[performance] comma
davebulaval opened this issue · comments
David Beauchemin commented
Addresses with comma seem to lower performance.
from deepparse.parser import AddressParser
dp = AddressParser(model="bpemb", device=0)
dp("2020 boul. René-Lévesques, Montréal, QC, Canada", with_prob=True).address_parsed_components
#> [('2020', ('PostalCode', 0.8566)),
#> ('boul.', ('Province', 0.7204)),
#> ('René-Lévesques,', ('StreetName', 0.7636)),
#> ('Montréal,', ('StreetName', 0.9614)),
#> ('QC,', ('StreetName', 0.7382)),
#> ('Canada', ('Province', 0.5126))]
parsed_address = address_parser("2020 boul. René-Lévesques Montréal QC", with_prob=True)
>>> print(parsed_address.address_parsed_components)

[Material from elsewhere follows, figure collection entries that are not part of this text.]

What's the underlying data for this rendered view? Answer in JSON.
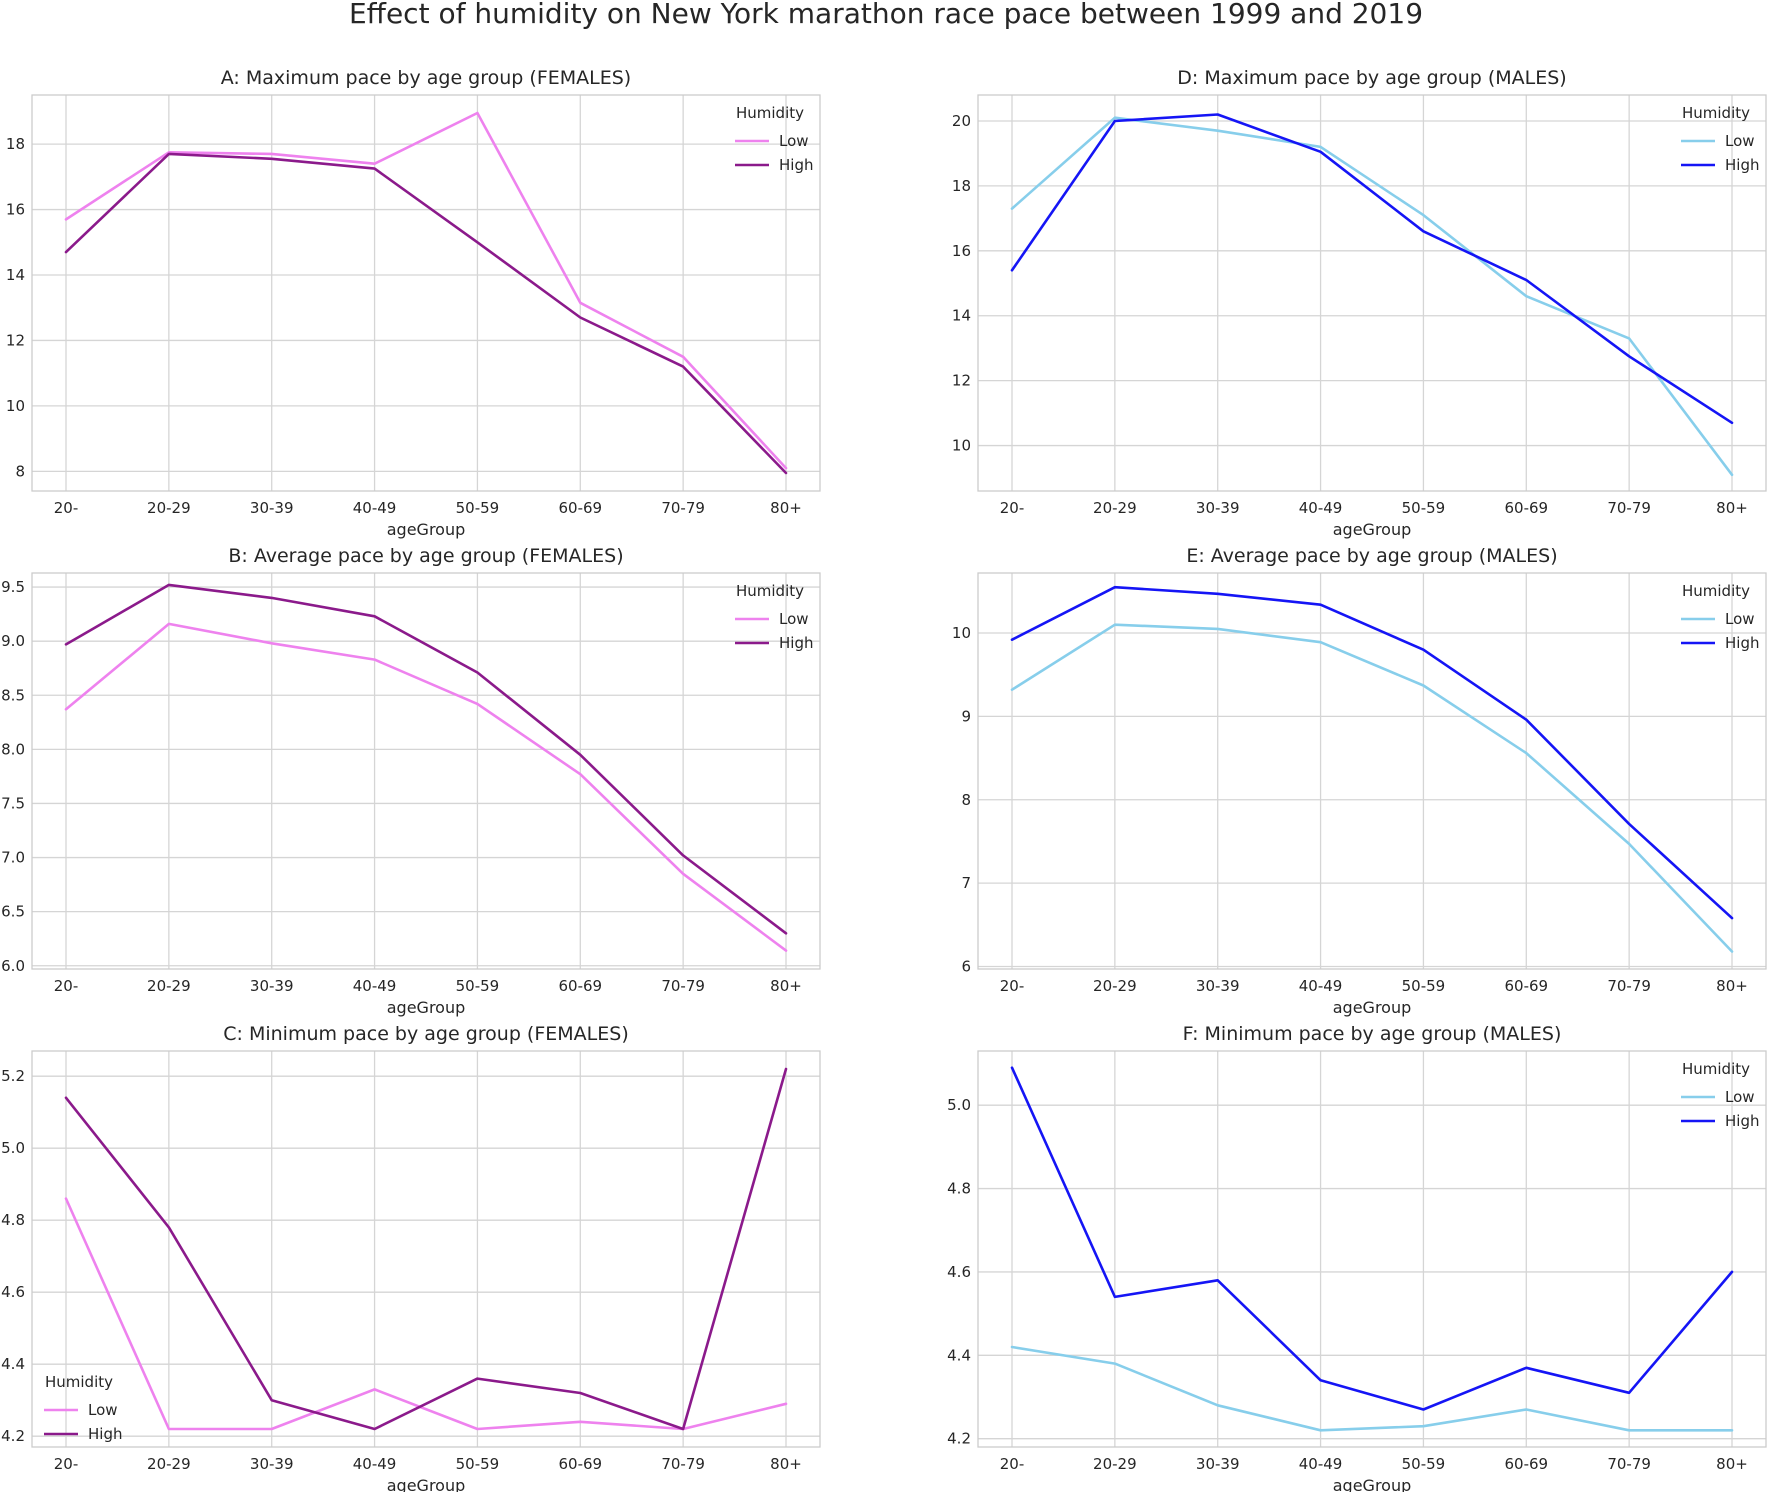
{
  "figure": {
    "title": "Effect of humidity on New York marathon race pace between 1999 and 2019"
  },
  "chart_data": [
    {
      "id": "A",
      "type": "line",
      "title": "A: Maximum pace by age group (FEMALES)",
      "xlabel": "ageGroup",
      "ylabel": "",
      "categories": [
        "20-",
        "20-29",
        "30-39",
        "40-49",
        "50-59",
        "60-69",
        "70-79",
        "80+"
      ],
      "ylim": [
        7.4,
        19.5
      ],
      "yticks": [
        "8",
        "10",
        "12",
        "14",
        "16",
        "18"
      ],
      "legend": {
        "title": "Humidity",
        "position": "top-right"
      },
      "series": [
        {
          "name": "Low",
          "color": "#ee82ee",
          "values": [
            15.7,
            17.75,
            17.7,
            17.4,
            18.95,
            13.15,
            11.5,
            8.1
          ]
        },
        {
          "name": "High",
          "color": "#8b1a8b",
          "values": [
            14.7,
            17.7,
            17.55,
            17.25,
            15.0,
            12.7,
            11.2,
            7.95
          ]
        }
      ]
    },
    {
      "id": "D",
      "type": "line",
      "title": "D: Maximum pace by age group (MALES)",
      "xlabel": "ageGroup",
      "ylabel": "",
      "categories": [
        "20-",
        "20-29",
        "30-39",
        "40-49",
        "50-59",
        "60-69",
        "70-79",
        "80+"
      ],
      "ylim": [
        8.6,
        20.8
      ],
      "yticks": [
        "10",
        "12",
        "14",
        "16",
        "18",
        "20"
      ],
      "legend": {
        "title": "Humidity",
        "position": "top-right"
      },
      "series": [
        {
          "name": "Low",
          "color": "#87ceeb",
          "values": [
            17.3,
            20.1,
            19.7,
            19.2,
            17.1,
            14.6,
            13.3,
            9.1
          ]
        },
        {
          "name": "High",
          "color": "#1515f5",
          "values": [
            15.4,
            20.0,
            20.2,
            19.05,
            16.6,
            15.1,
            12.75,
            10.7
          ]
        }
      ]
    },
    {
      "id": "B",
      "type": "line",
      "title": "B: Average pace by age group (FEMALES)",
      "xlabel": "ageGroup",
      "ylabel": "",
      "categories": [
        "20-",
        "20-29",
        "30-39",
        "40-49",
        "50-59",
        "60-69",
        "70-79",
        "80+"
      ],
      "ylim": [
        5.97,
        9.63
      ],
      "yticks": [
        "6.0",
        "6.5",
        "7.0",
        "7.5",
        "8.0",
        "8.5",
        "9.0",
        "9.5"
      ],
      "legend": {
        "title": "Humidity",
        "position": "top-right"
      },
      "series": [
        {
          "name": "Low",
          "color": "#ee82ee",
          "values": [
            8.37,
            9.16,
            8.98,
            8.83,
            8.42,
            7.77,
            6.85,
            6.14
          ]
        },
        {
          "name": "High",
          "color": "#8b1a8b",
          "values": [
            8.97,
            9.52,
            9.4,
            9.23,
            8.71,
            7.95,
            7.02,
            6.3
          ]
        }
      ]
    },
    {
      "id": "E",
      "type": "line",
      "title": "E: Average pace by age group (MALES)",
      "xlabel": "ageGroup",
      "ylabel": "",
      "categories": [
        "20-",
        "20-29",
        "30-39",
        "40-49",
        "50-59",
        "60-69",
        "70-79",
        "80+"
      ],
      "ylim": [
        5.97,
        10.72
      ],
      "yticks": [
        "6",
        "7",
        "8",
        "9",
        "10"
      ],
      "legend": {
        "title": "Humidity",
        "position": "top-right"
      },
      "series": [
        {
          "name": "Low",
          "color": "#87ceeb",
          "values": [
            9.32,
            10.1,
            10.05,
            9.89,
            9.37,
            8.56,
            7.47,
            6.18
          ]
        },
        {
          "name": "High",
          "color": "#1515f5",
          "values": [
            9.92,
            10.55,
            10.47,
            10.34,
            9.8,
            8.96,
            7.71,
            6.58
          ]
        }
      ]
    },
    {
      "id": "C",
      "type": "line",
      "title": "C: Minimum pace by age group (FEMALES)",
      "xlabel": "ageGroup",
      "ylabel": "",
      "categories": [
        "20-",
        "20-29",
        "30-39",
        "40-49",
        "50-59",
        "60-69",
        "70-79",
        "80+"
      ],
      "ylim": [
        4.17,
        5.27
      ],
      "yticks": [
        "4.2",
        "4.4",
        "4.6",
        "4.8",
        "5.0",
        "5.2"
      ],
      "legend": {
        "title": "Humidity",
        "position": "bottom-left"
      },
      "series": [
        {
          "name": "Low",
          "color": "#ee82ee",
          "values": [
            4.86,
            4.22,
            4.22,
            4.33,
            4.22,
            4.24,
            4.22,
            4.29
          ]
        },
        {
          "name": "High",
          "color": "#8b1a8b",
          "values": [
            5.14,
            4.78,
            4.3,
            4.22,
            4.36,
            4.32,
            4.22,
            5.22
          ]
        }
      ]
    },
    {
      "id": "F",
      "type": "line",
      "title": "F: Minimum pace by age group (MALES)",
      "xlabel": "ageGroup",
      "ylabel": "",
      "categories": [
        "20-",
        "20-29",
        "30-39",
        "40-49",
        "50-59",
        "60-69",
        "70-79",
        "80+"
      ],
      "ylim": [
        4.18,
        5.13
      ],
      "yticks": [
        "4.2",
        "4.4",
        "4.6",
        "4.8",
        "5.0"
      ],
      "legend": {
        "title": "Humidity",
        "position": "top-right"
      },
      "series": [
        {
          "name": "Low",
          "color": "#87ceeb",
          "values": [
            4.42,
            4.38,
            4.28,
            4.22,
            4.23,
            4.27,
            4.22,
            4.22
          ]
        },
        {
          "name": "High",
          "color": "#1515f5",
          "values": [
            5.09,
            4.54,
            4.58,
            4.34,
            4.27,
            4.37,
            4.31,
            4.6
          ]
        }
      ]
    }
  ]
}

[('2020', ('PostalCode', 0.9467)), ('boul.', ('StreetName', 0.9895)), ('René-Lévesques', ('StreetName', 0.9602)), ('Montréal', ('Municipality', 0.9965)), ('QC', ('Province', 0.9999))]
David Beauchemin commented
From our training dataset, less than 0,006
% of our address contains at least a comma.
David Beauchemin commented
Fixed using the removal of ,
. Will improve robustness in further models.